The condition was first documented in the U.S. by Barbara Cordell of Panola College in Texas, who published a case study in 2013 of a 61-year-old man who had been experiencing episodes of debilitating drunkenness without drinking liquor."So not an independent rediscovery," Another Kiwi vouchsafed (prompted by a gentle subtabular shinkick), "so no danger of the morphogenic resonance field wearing ruts deeper in the fictive domain and turning a fake disease into a real one."
Marusak contacted Cordell for help with his client who insisted she hadn't had more than three drinks in the six hours before she was pulled over for erratic driving Oct. 11, 2014. The woman was charged with driving while intoxicated when a Breathalyzer test showed her blood-alcohol content to be 0.33 percent.
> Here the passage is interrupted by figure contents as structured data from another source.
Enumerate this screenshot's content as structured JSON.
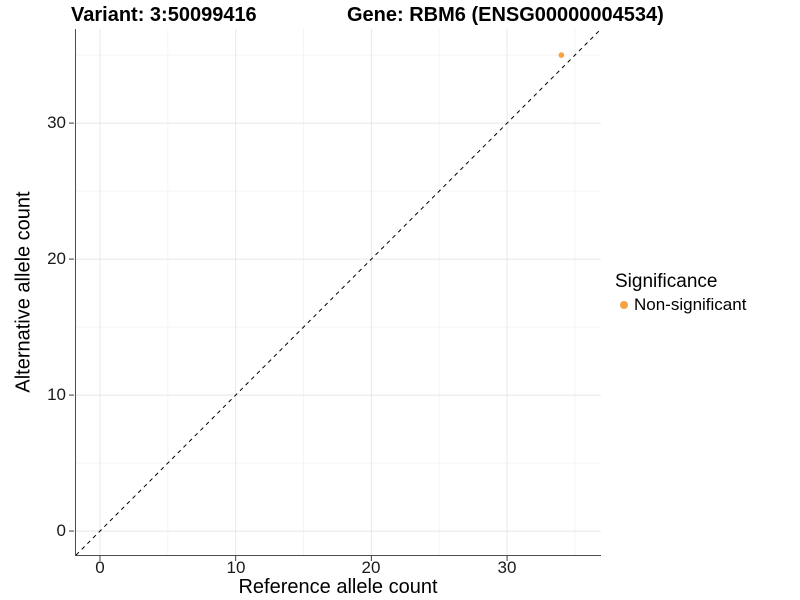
{
  "title": {
    "variant": "Variant: 3:50099416",
    "gene": "Gene: RBM6 (ENSG00000004534)"
  },
  "axes": {
    "x_label": "Reference allele count",
    "y_label": "Alternative allele count"
  },
  "legend": {
    "title": "Significance",
    "items": [
      {
        "label": "Non-significant",
        "color": "#F9A242"
      }
    ]
  },
  "colors": {
    "grid_major": "#E8E8E8",
    "grid_minor": "#F4F4F4",
    "axis": "#4D4D4D",
    "tick": "#404040",
    "reference_line": "#000000",
    "background": "#FFFFFF"
  },
  "chart_data": {
    "type": "scatter",
    "title": "Variant: 3:50099416  /  Gene: RBM6 (ENSG00000004534)",
    "xlabel": "Reference allele count",
    "ylabel": "Alternative allele count",
    "series": [
      {
        "name": "Non-significant",
        "color": "#F9A242",
        "points": [
          {
            "x": 34,
            "y": 35
          }
        ]
      }
    ],
    "reference_line": {
      "type": "identity",
      "equation": "y = x",
      "style": "dashed",
      "color": "#000000"
    },
    "x_major_ticks": [
      0,
      10,
      20,
      30
    ],
    "y_major_ticks": [
      0,
      10,
      20,
      30
    ],
    "x_minor_ticks": [
      5,
      15,
      25,
      35
    ],
    "y_minor_ticks": [
      5,
      15,
      25,
      35
    ],
    "xlim": [
      -1.84,
      36.92
    ],
    "ylim": [
      -1.76,
      36.92
    ],
    "grid": true,
    "legend_position": "right",
    "legend_title": "Significance"
  }
}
Cordell referred Marusak to Dr. Anup Kanodia of Columbus, Ohio, who eventually diagnosed the woman with auto-brewery syndrome and prescribed a low-carbohydrate diet that brought the situation under control. She is currently free to drive without restrictions.
Cordell remains the go-to authority on "auto-brewery syndrome", having established her usefulness to lazy journamalists, and having squeezed out multiple publications through fraudulent vanity presses. The good thing about expertise in a fictitious condition is that there are no rival experts to challenge your dixits and snatch the laurels from your brow.
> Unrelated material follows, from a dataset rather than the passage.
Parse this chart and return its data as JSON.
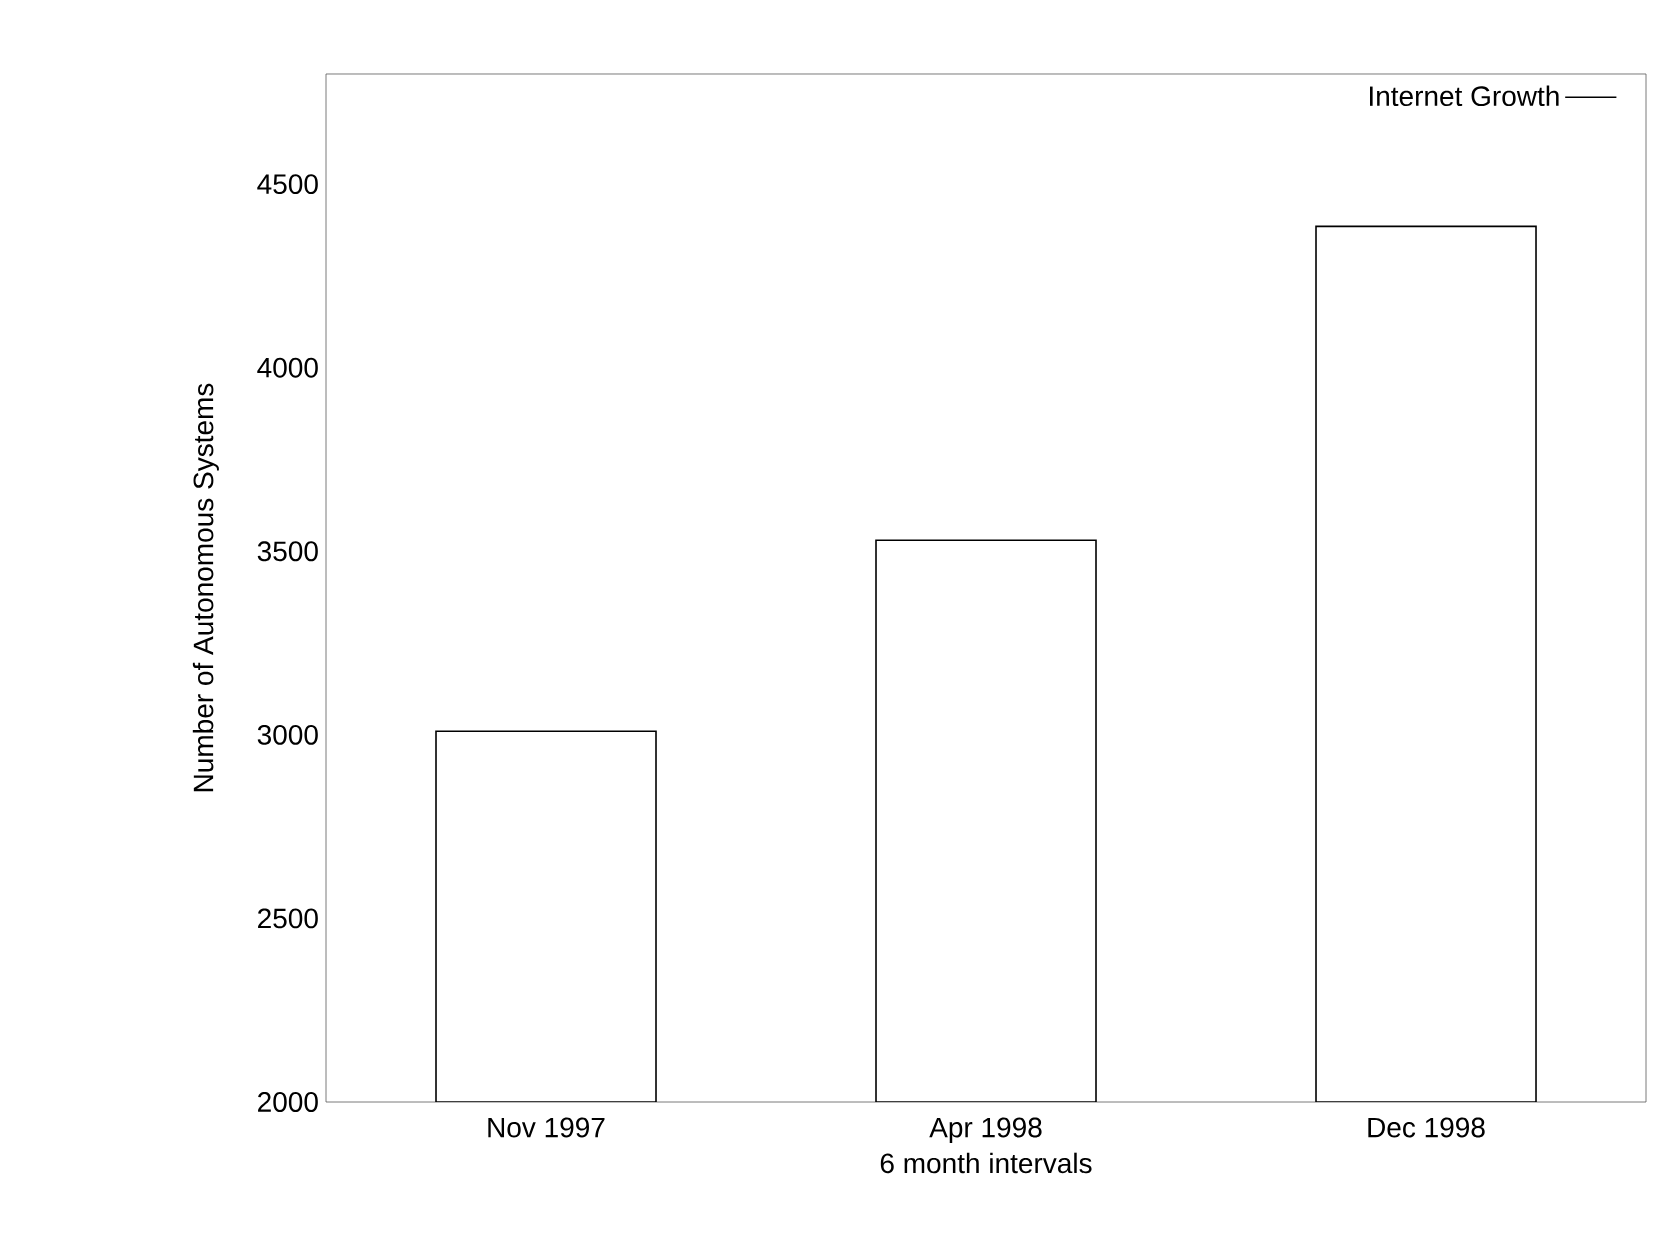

Thinking of Dr Kanodia (Quantumpathic Therapist), it must be a shameful thing for a physician to be reduced to pimping out his profession and regurging pitiful trash science to provide his patients with exculpatory diagnoses when their freedom to drunk-drive is under threat. Especially when the 'exculpatory diagnoses' scam becomes the defining specialty of his practice. On the other hand, the remuneration from grateful patients must go some way to assuage his self-contempt, assuming that they stay sober for long enough to sign the cheques.
"I'll have another bowl of the Vanilla," I ordered.
"Make mine a double Hokey-Pokey," said AK.
Thx Dangerous Bacon
2 comments:
Esteemed Sir,
I realise that this is OT, but you mention on numerous occasions such things as coffee enemas (which I would personally find gross, especially if one likes milky froth on top) and I take you to be an expert in such matters.
Could you please tell me whether or not anyone has patented the "shit enema"? Ideal, I feel, for the constipated.
I believe the term of choice is "fecal transplant".